Moderator
t-p
(@t-p)
Carefully follow this guide. When you’re done, you may want to implement some (if not all) of the recommended security measures.
If you’re unable to clean your site(s) successfully, there are reputable organizations that can clean your sites for you. Off hand, couple of names that come to mind are Sucuri and Wordfence.
When I try to log into my site to edit in WP, I get a warnning that I need to change my password because it was found in a data breach.
The trick here is to convince you to post your admin password into a form that the attack probably has access to in order to reset it. Best ignore all of those warnings, and follow the cleanup instructions from t-p, in “this guide”.
Then comes the hard part, determining how it was in the first place that an attacker was able to add files to your website.
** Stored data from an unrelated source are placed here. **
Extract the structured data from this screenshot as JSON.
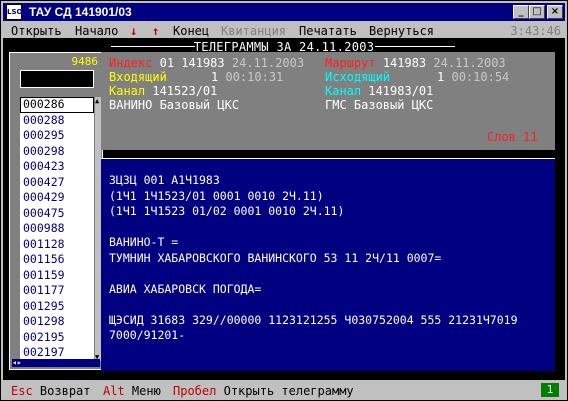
{
  "window": {
    "icon_text": "LSO",
    "title": "ТАУ СД 141901/03",
    "btn_min": "_",
    "btn_max": "□",
    "btn_close": "×"
  },
  "menu": {
    "open": "Открыть",
    "start": "Начало",
    "down": "↓",
    "up": "↑",
    "end": "Конец",
    "receipt": "Квитанция",
    "print": "Печатать",
    "back": "Вернуться",
    "clock": "3:43:46"
  },
  "main_title": "ТЕЛЕГРАММЫ ЗА 24.11.2003",
  "list": {
    "count": "9486",
    "items": [
      "000286",
      "000288",
      "000295",
      "000298",
      "000423",
      "000427",
      "000429",
      "000475",
      "000988",
      "001128",
      "001156",
      "001159",
      "001177",
      "001295",
      "001298",
      "002195",
      "002197"
    ],
    "selected_index": 0
  },
  "header": {
    "index_label": "Индекс",
    "index_value": "01 141983",
    "index_date": "24.11.2003",
    "route_label": "Маршрут",
    "route_value": "141983",
    "route_date": "24.11.2003",
    "incoming_label": "Входящий",
    "incoming_num": "1",
    "incoming_time": "00:10:31",
    "outgoing_label": "Исходящий",
    "outgoing_num": "1",
    "outgoing_time": "00:10:54",
    "channel_label": "Канал",
    "channel_in": "141523/01",
    "channel_label2": "Канал",
    "channel_out": "141983/01",
    "src_station": "ВАНИНО Базовый ЦКС",
    "dst_station": "ГМС Базовый ЦКС",
    "words_label": "Слов",
    "words_count": "11"
  },
  "body_text": "ЗЦЗЦ 001 А1Ч1983\n(1Ч1 1Ч1523/01 0001 0010 2Ч.11)\n(1Ч1 1Ч1523 01/02 0001 0010 2Ч.11)\n\nВАНИНО-Т =\nТУМНИН ХАБАРОВСКОГО ВАНИНСКОГО 53 11 2Ч/11 0007=\n\nАВИА ХАБАРОВСК ПОГОДА=\n\nЩЭСИД 31683 329//00000 1123121255 Ч030752004 555 21231Ч7019\n7000/91201-",
  "status": {
    "esc_key": "Esc",
    "esc_label": "Возврат",
    "alt_key": "Alt",
    "alt_label": "Меню",
    "space_key": "Пробел",
    "space_label": "Открыть телеграмму",
    "indicator": "1"
  }
}
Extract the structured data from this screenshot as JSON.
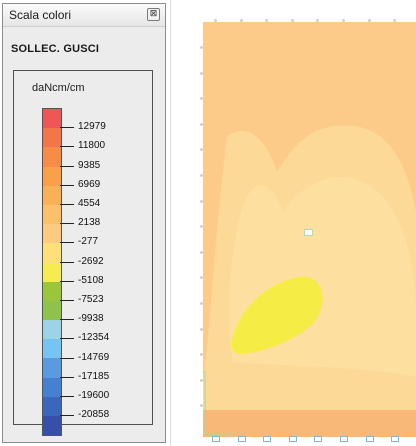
{
  "window": {
    "title": "Scala colori",
    "close_glyph": "⊠"
  },
  "panel": {
    "heading": "SOLLEC. GUSCI",
    "unit": "daNcm/cm",
    "colors": [
      "#f05656",
      "#f3764a",
      "#f68c46",
      "#f8a04a",
      "#f9b158",
      "#fbc06a",
      "#fccb80",
      "#fde07a",
      "#f4ec50",
      "#9bc63c",
      "#8ec24c",
      "#9cd4e6",
      "#76c4f2",
      "#5a9ae0",
      "#4680d0",
      "#3a66bc",
      "#3450a8"
    ],
    "levels": [
      "12979",
      "11800",
      "9385",
      "6969",
      "4554",
      "2138",
      "-277",
      "-2692",
      "-5108",
      "-7523",
      "-9938",
      "-12354",
      "-14769",
      "-17185",
      "-19600",
      "-20858"
    ]
  },
  "plot": {
    "colors": {
      "background": "#fccb8a",
      "band_mid": "#fdd998",
      "band_light": "#fde0a0",
      "peak": "#f6ec46",
      "bottom_edge": "#f8b878"
    }
  }
}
This is not something anyone here can determine without a lot more information from you.
Likely suspects are:
– via a WordPress plugin
– via a WordPress theme
– via an attack on your hosts webserver
Less likely suspects:
– via an error in WordPress core code
– via malware on your own devices
Important Points:
1) Cleaning up you website files and database whether manually yourself or via a professional service, in of itself does not necessarily mean you have discovered the means in which the attacker was able to leverage their attack. Therefore your website is still prone to a repeat attack.
2) No plugin can save your website from being exploited by an attack on your hosts webserver. Some security plugins can however detect the addition of non-sanctioned files – and prepended or appended code to your WordPress core files, and remove them, but nevertheless the vulnerability that makes this attack possible, remains, and could likely eventually bypass any attempts of plugins to act as antivirus.